Книги – лучшие товарищи старости, в то же время лучшие руководители юности.
Самюэл СМАЙЛС
Завершать рубрику «Моя книжная полка» ( «РТ» за 11 июня, 9 июля, 13 августа, 24 сентября, 29 октября, 26 ноября с.г.) оказалось намного трудней, чем думалось вначале. Тема необъятна – сколько людей, столько и книжных пристрастий. Можно сказать, что, задумав переплыть океан, мы зашли в него лишь по щиколотку. Пройдет Год литературы, а миллионы книг (прочитанных, зачитанных, ни разу не раскрытых) по-прежнему будут стоять на стеллажах и полках, притягивая к себе непреодолимым гипнотическим магнетизмом.
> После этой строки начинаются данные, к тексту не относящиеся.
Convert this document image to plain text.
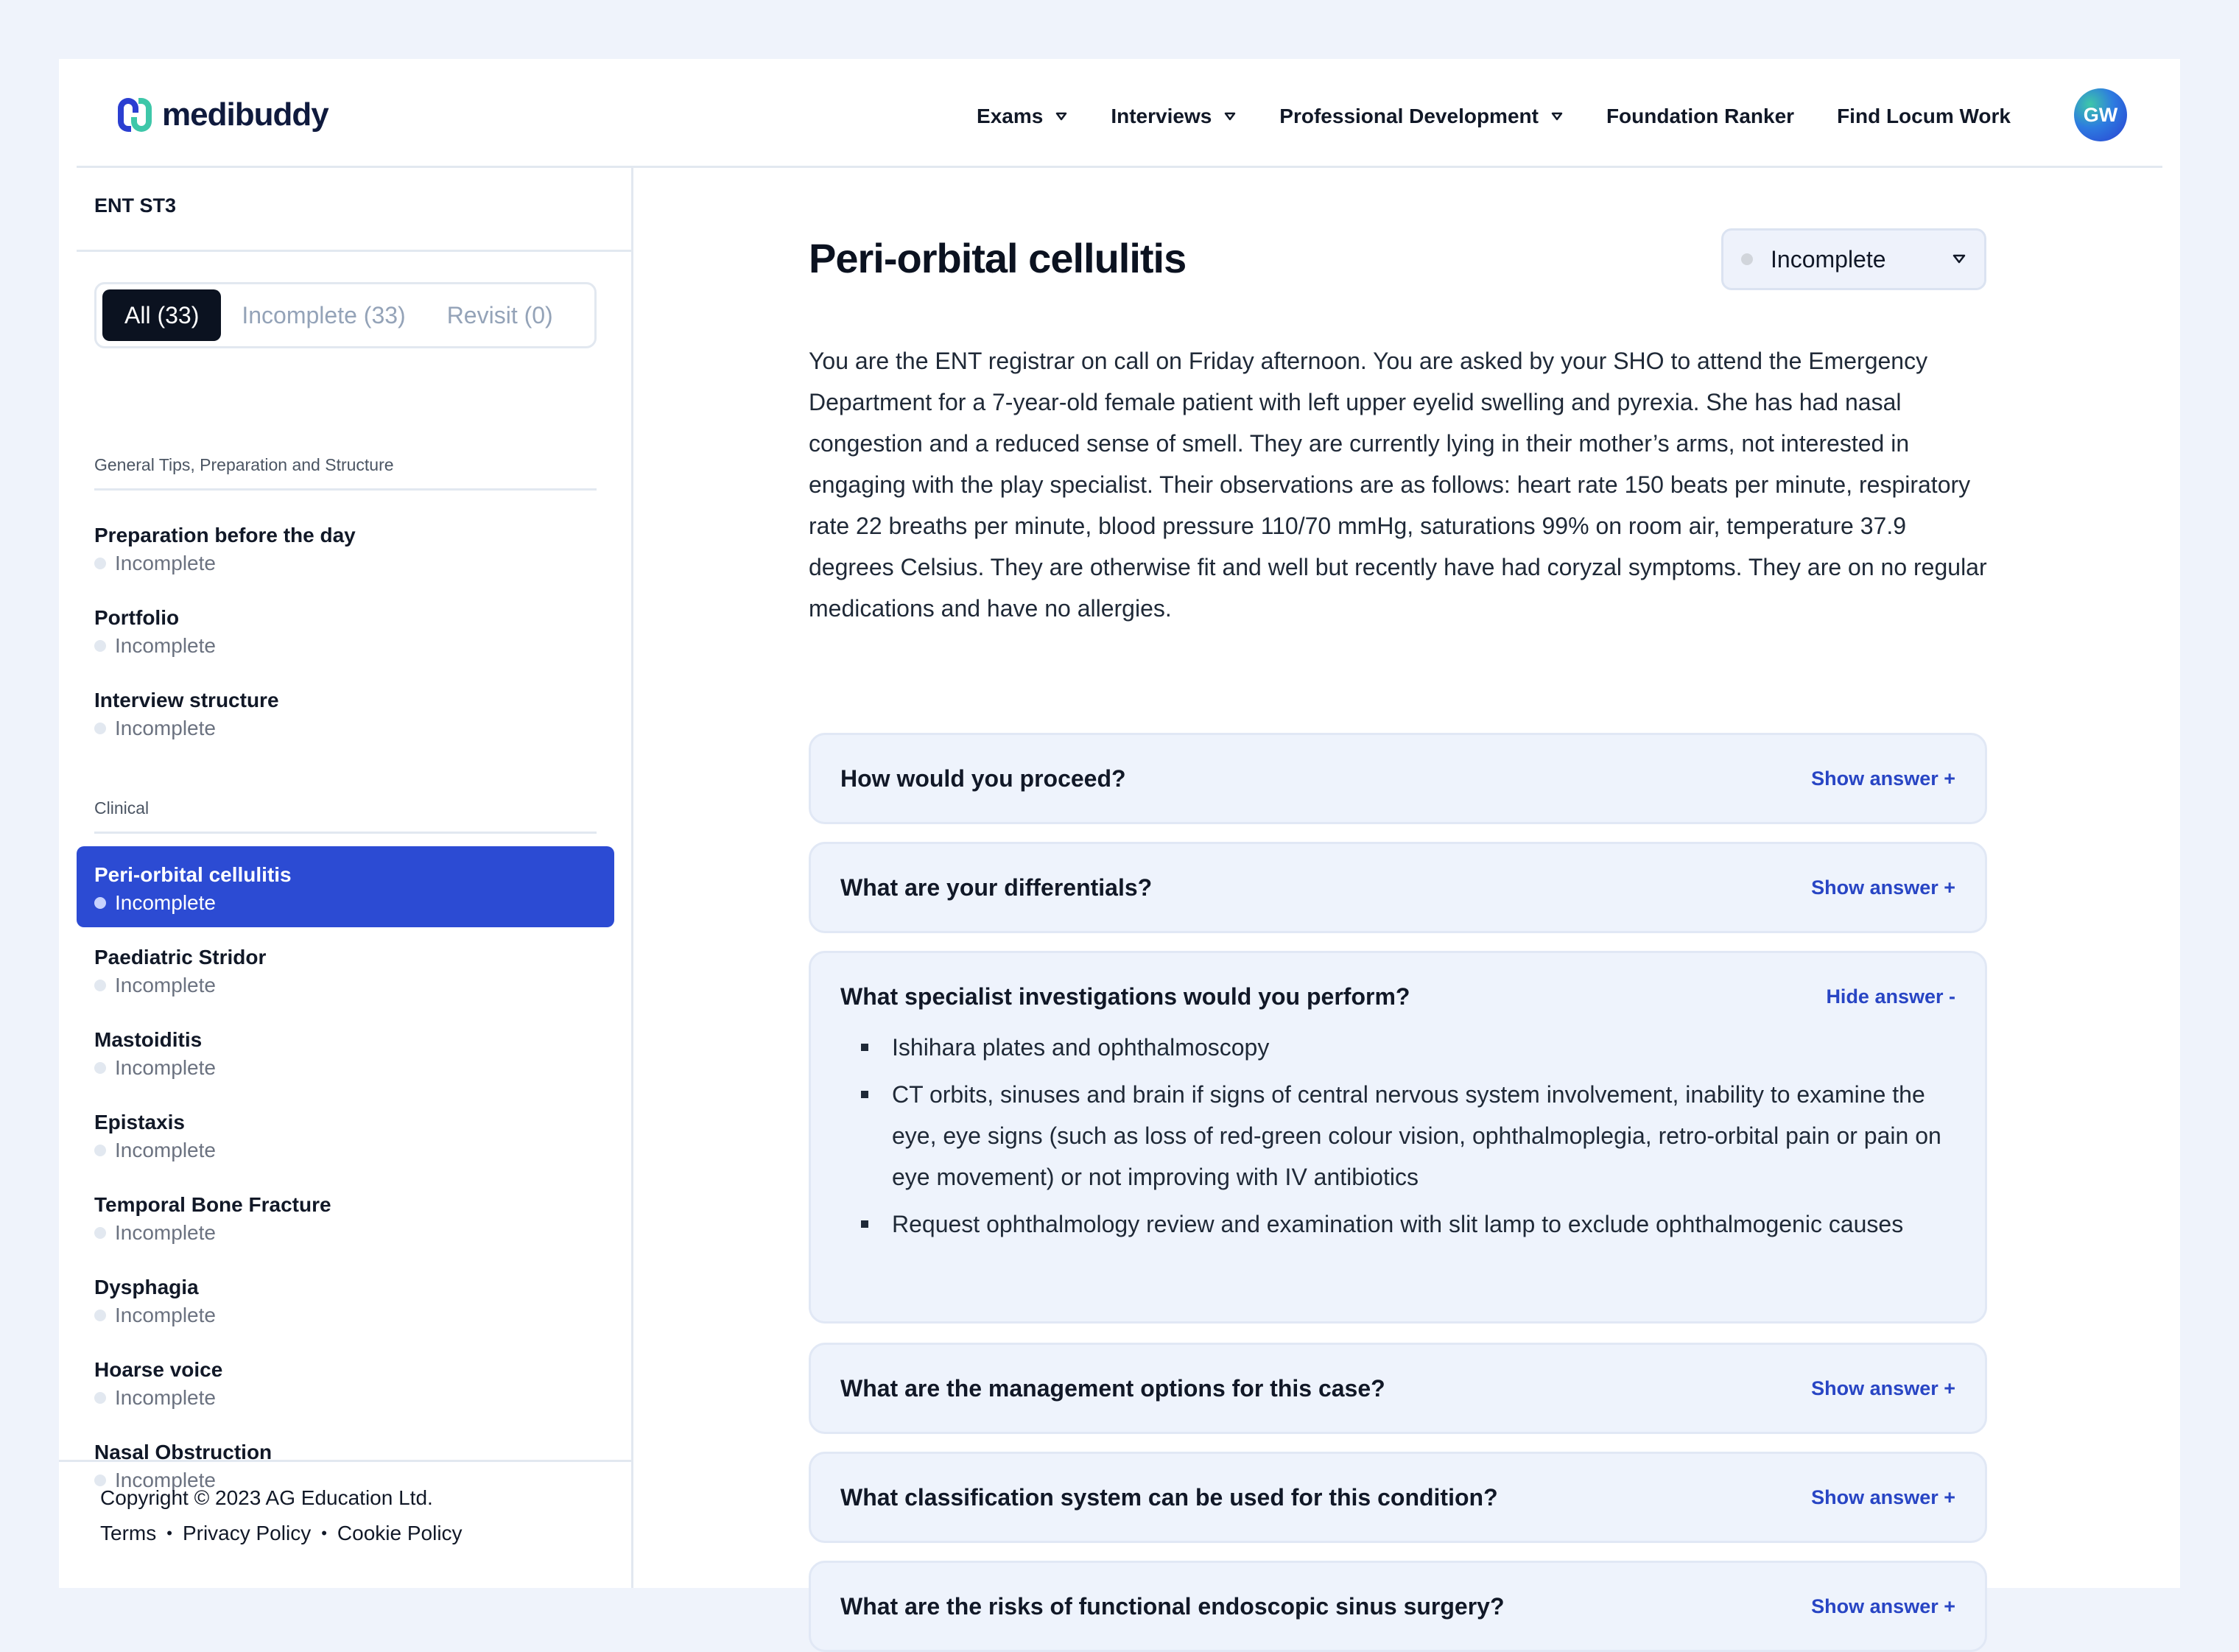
medibuddy	Exams	Interviews	Professional Development	Foundation Ranker Find Locum Work	GW
ENT ST3
All (33)	Incomplete (33)	Revisit (0)
General Tips, Preparation and Structure
Preparation before the day
Incomplete
Portfolio
Incomplete
Interview structure
Incomplete
Clinical
Peri-orbital cellulitis
Incomplete
Paediatric Stridor
Incomplete
Mastoiditis
Incomplete
Epistaxis
Incomplete
Temporal Bone Fracture
Incomplete
Dysphagia
Incomplete
Hoarse voice
Incomplete
Nasal Obstruction
Incomplete
Copyright © 2023 AG Education Ltd.
Terms • Privacy Policy • Cookie Policy
Peri-orbital cellulitis	Incomplete
You are the ENT registrar on call on Friday afternoon. You are asked by your SHO to attend the Emergency Department for a 7-year-old female patient with left upper eyelid swelling and pyrexia. She has had nasal congestion and a reduced sense of smell. They are currently lying in their mother’s arms, not interested in engaging with the play specialist. Their observations are as follows: heart rate 150 beats per minute, respiratory rate 22 breaths per minute, blood pressure 110/70 mmHg, saturations 99% on room air, temperature 37.9 degrees Celsius. They are otherwise fit and well but recently have had coryzal symptoms. They are on no regular medications and have no allergies.
How would you proceed?	Show answer +
What are your differentials?	Show answer +
What specialist investigations would you perform?	Hide answer -
Ishihara plates and ophthalmoscopy
CT orbits, sinuses and brain if signs of central nervous system involvement, inability to examine the eye, eye signs (such as loss of red-green colour vision, ophthalmoplegia, retro-orbital pain or pain on eye movement) or not improving with IV antibiotics
Request ophthalmology review and examination with slit lamp to exclude ophthalmogenic causes
What are the management options for this case?	Show answer +
What classification system can be used for this condition?	Show answer +
What are the risks of functional endoscopic sinus surgery?	Show answer +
Вместе с анализом редакционной почты автор этих строк провел опрос среди своих знакомых и коллег. Он показал, что книги, как и чтение вообще, необратимо уходят из повседневного обихода. Прямо по анекдоту: «Ну, все! Выйду на пенсию и докончу вторую книгу». – Вы пишете?» – «Нет, читаю». На мой вопрос, что они в последний раз читали, большинство респондентов и ответить-то сразу не смогли. А когда я спросил, какую книгу они бы взяли с собой на необитаемый остров, один из тех, кто добросовестно отвечал на мои вопросы, усмехнулся: «Знаешь, я предпочел бы книге набор столярных инструментов!»
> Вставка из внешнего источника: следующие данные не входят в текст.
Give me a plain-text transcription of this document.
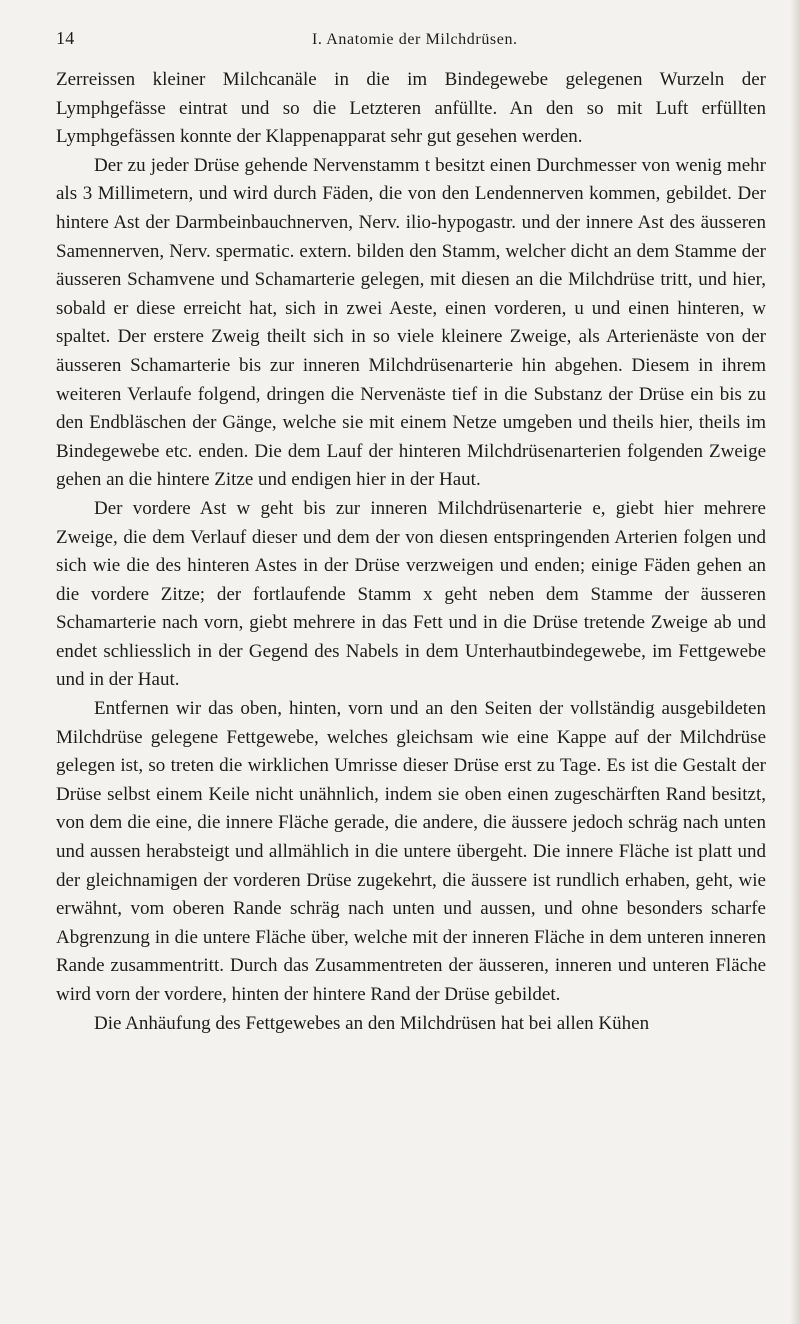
14	I. Anatomie der Milchdrüsen.

Zerreissen kleiner Milchcanäle in die im Bindegewebe gelegenen Wurzeln der Lymphgefässe eintrat und so die Letzteren anfüllte. An den so mit Luft erfüllten Lymphgefässen konnte der Klappenapparat sehr gut gesehen werden.

Der zu jeder Drüse gehende Nervenstamm t besitzt einen Durchmesser von wenig mehr als 3 Millimetern, und wird durch Fäden, die von den Lendennerven kommen, gebildet. Der hintere Ast der Darmbeinbauchnerven, Nerv. ilio-hypogastr. und der innere Ast des äusseren Samennerven, Nerv. spermatic. extern. bilden den Stamm, welcher dicht an dem Stamme der äusseren Schamvene und Schamarterie gelegen, mit diesen an die Milchdrüse tritt, und hier, sobald er diese erreicht hat, sich in zwei Aeste, einen vorderen, u und einen hinteren, w spaltet. Der erstere Zweig theilt sich in so viele kleinere Zweige, als Arterienäste von der äusseren Schamarterie bis zur inneren Milchdrüsenarterie hin abgehen. Diesem in ihrem weiteren Verlaufe folgend, dringen die Nervenäste tief in die Substanz der Drüse ein bis zu den Endbläschen der Gänge, welche sie mit einem Netze umgeben und theils hier, theils im Bindegewebe etc. enden. Die dem Lauf der hinteren Milchdrüsenarterien folgenden Zweige gehen an die hintere Zitze und endigen hier in der Haut.

Der vordere Ast w geht bis zur inneren Milchdrüsenarterie e, giebt hier mehrere Zweige, die dem Verlauf dieser und dem der von diesen entspringenden Arterien folgen und sich wie die des hinteren Astes in der Drüse verzweigen und enden; einige Fäden gehen an die vordere Zitze; der fortlaufende Stamm x geht neben dem Stamme der äusseren Schamarterie nach vorn, giebt mehrere in das Fett und in die Drüse tretende Zweige ab und endet schliesslich in der Gegend des Nabels in dem Unterhautbindegewebe, im Fettgewebe und in der Haut.

Entfernen wir das oben, hinten, vorn und an den Seiten der vollständig ausgebildeten Milchdrüse gelegene Fettgewebe, welches gleichsam wie eine Kappe auf der Milchdrüse gelegen ist, so treten die wirklichen Umrisse dieser Drüse erst zu Tage. Es ist die Gestalt der Drüse selbst einem Keile nicht unähnlich, indem sie oben einen zugeschärften Rand besitzt, von dem die eine, die innere Fläche gerade, die andere, die äussere jedoch schräg nach unten und aussen herabsteigt und allmählich in die untere übergeht. Die innere Fläche ist platt und der gleichnamigen der vorderen Drüse zugekehrt, die äussere ist rundlich erhaben, geht, wie erwähnt, vom oberen Rande schräg nach unten und aussen, und ohne besonders scharfe Abgrenzung in die untere Fläche über, welche mit der inneren Fläche in dem unteren inneren Rande zusammentritt. Durch das Zusammentreten der äusseren, inneren und unteren Fläche wird vorn der vordere, hinten der hintere Rand der Drüse gebildet.

Die Anhäufung des Fettgewebes an den Milchdrüsen hat bei allen Kühen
Падением интереса к чтению огорчен и известный казанский краевед, страстный библиофил Ренат Бекбулатов: «Недавно был на открывшейся в ВВЦ Московской международной книжной выставке-ярмарке и поразился, как мало на ней посетителей. Впрочем, чему удивляться: во вступительном слове директор выставки признал, что 44 процента нынешних россиян за год не открыли ни одной книги. Парадокс!
Мне уже за восемьдесят, и я могу сказать словами Горького: «Всем хорошим во мне я обязан книгам». В детстве они развлекали и развивали меня, в зрелые годы – помогали принимать решения, утешали при невзгодах, в старости – скрашивают одиночество, облегчают бремя докучливой праздности, притупляют приступы физической боли, спасают от нежелательного общения.
Одна из недавних с удовольствием прочитанных книг – «Склероз, рассеянный по жизни» Александра Ширвиндта. В ней есть фраза: «Мемуаристика вытесняет с книжных полок Свифта, Гоголя, а множество графоманов придумывают документальные небылицы». В этом я всякий раз убеждаюсь сам, просматривая изданные небрежно, второпях автобиографические эссе или скроенные на скорую руку телевизионные псевдодокументальные программы».
Огорчительно, конечно. Казалось, еще совсем недавно мы переживали невероятный книжный бум. Правда, в значительной степени его подогревал мещанский спрос – люди стремились заполнить дефицитные «стенки» и серванты столь же дефицитными подписными изданиями. Пострадали, как всегда, небогатые читательские слои населения: книги, которые им раньше было не достать из-за малых тиражей, теперь им стало не купить по причине безденежья!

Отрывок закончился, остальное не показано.